The Sharpest Blade

The first cut didn't hurt. It was subtle, like the whisper of a goodbye you didn't expect. A promise broken before you even realized it was made. He smiled at me then, the same way he always had, and I told myself it was nothing. A mistake. A slip of the hand.

The second cut was deeper. A missed call. A conversation cut short. A moment of hesitation when his name left my lips. I felt it then—the sting of something changing. But I held on, convincing myself that love was meant to be patient, that wounds heal if given enough time.

The third, fourth, fifth—I lost count.
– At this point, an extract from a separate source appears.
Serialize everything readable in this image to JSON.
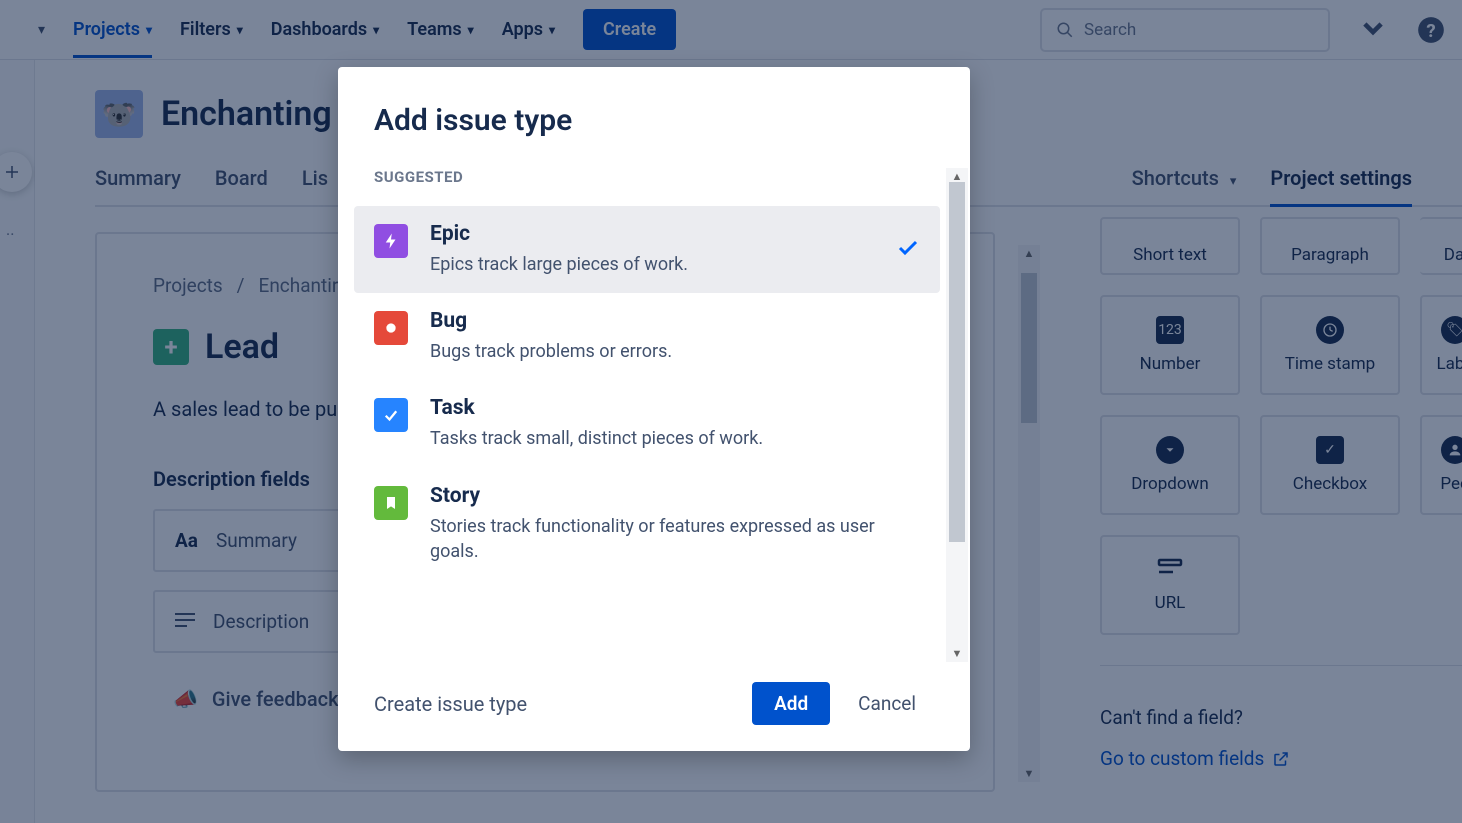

Each one bled a little more, but I stayed. I stayed because the hand that held the knife was the same one that once held mine so tenderly. How could something so gentle turn so cruel? How could a love that felt like home become the very thing that unmade me?

By the time the last cut came, I was already hollow. He didn't even need to say goodbye—I had been bleeding out for far too long. Love, I realized, does not always kill with a single blow. Sometimes, it is slow. A dull ache that turns into unbearable pain. A thousand tiny wounds, inflicted by the one you trusted most.

And yet, as I walk away, I press my hands to my chest, feeling the scars forming beneath my skin. I am still here. Still standing. I may have loved him, but I will not let him be the one who ends me.